If we are to find whether or not we are alone in the universe, we need to ramp up our game in search of distant alien worlds.
And exploring the universe in search for exoplanets may just get a lot easier.
According to reports, the future LISA gravitational wave observatory will be able to detect exoplanets that orbit binaries of white dwarfs in the Milky Way and in the nearby Magellanic Clouds.
This new way of hunting alien planets was revealed by researchers from the Max Planck Institute for Gravitational Physics (AEI) and the French Commission for Alternative Energies and Atomic Energy (CEA), using a new method described in Nature Astronomy.
This new method will overcome certain limitations of current electromagnetic detection techniques and could allow LISA to detect planets of up to 50 times the mass of Earth.
In the last two decades, knowledge of exoplanets has grown exponentially, and more than 4,000 planets have been discovered orbiting a wide variety of stars.
Until now, the techniques used to find and characterize these exoplanets and their home systems were based on electromagnetic radiation and are limited to the solar neighborhood and some parts of the galaxy.
But this could soon change.
Scientists have proposed a new method that makes use of gravitational waves in order to find exoplanets that orbit binary white dwarfs.
A white dwarf, also called a degenerate dwarf, is a stellar core remnant composed mostly of electron-degenerate matter. A white dwarf is very dense: its mass is comparable to that of the Sun, while its volume is comparable to that of Earth.
“LISA will measure the gravitational waves of thousands of white dwarf binaries. When a planet is in orbit around a pair of white dwarfs, the observed pattern of gravitational waves will look different compared to that of a binary without a planet, and therefore gravitational waves will allow us to discover exoplanets,” the scientists revealed in a new study.
The advantage of gravitational waves is that they are not affected by stellar activity, which can impede electromagnetic discoveries.
In their study’s paper, Tamanini and his colleague Camilla Danielski show that the next LISA mission of the ESA (Laser Interferometer for Space Antennas), scheduled for launch in 2034, can detect Jupiter mass exoplanets around white dwarf binaries throughout the galaxy, overcoming the limitations in the distance of electromagnetic telescopes.
In addition, they point out that LISA will have the potential to detect these exoplanets also in nearby galaxies, revealing the first extragalactic exoplanet.
“LISA is going to target an exoplanet population yet completely unprobed,” explains Tamanini. “From a theoretical perspective, nothing prevents the presence of exoplanets around compact binary white dwarfs.”
“If these systems exist and are found by LISA, scientists will obtain new data to further develop planetary evolution theory.
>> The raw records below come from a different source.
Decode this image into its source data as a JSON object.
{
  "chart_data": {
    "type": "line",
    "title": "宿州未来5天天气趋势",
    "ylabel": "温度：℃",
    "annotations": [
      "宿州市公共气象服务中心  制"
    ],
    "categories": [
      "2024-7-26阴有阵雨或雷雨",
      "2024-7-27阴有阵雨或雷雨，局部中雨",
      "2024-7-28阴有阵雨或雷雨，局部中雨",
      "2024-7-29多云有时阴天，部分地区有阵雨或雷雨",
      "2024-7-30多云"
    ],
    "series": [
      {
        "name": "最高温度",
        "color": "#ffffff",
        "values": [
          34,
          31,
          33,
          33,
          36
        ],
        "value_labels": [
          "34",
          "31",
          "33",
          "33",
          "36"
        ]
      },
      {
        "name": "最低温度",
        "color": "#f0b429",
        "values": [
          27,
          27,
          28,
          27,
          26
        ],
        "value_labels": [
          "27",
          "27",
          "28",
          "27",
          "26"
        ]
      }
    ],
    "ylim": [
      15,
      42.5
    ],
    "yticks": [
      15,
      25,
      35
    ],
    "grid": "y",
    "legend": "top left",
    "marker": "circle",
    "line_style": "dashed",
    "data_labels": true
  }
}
They will better understand the conditions under which a planet can survive the stellar red-giant phase(s) and will also test the existence of a second generation of planets, i.e., planets that form after the red-giant phase. On the other hand, if LISA does not detect exoplanets orbiting white dwarf binaries, the scientists will be able to set constraints on the final stage of planetary evolution in the Milky Way,” reports Phys.org.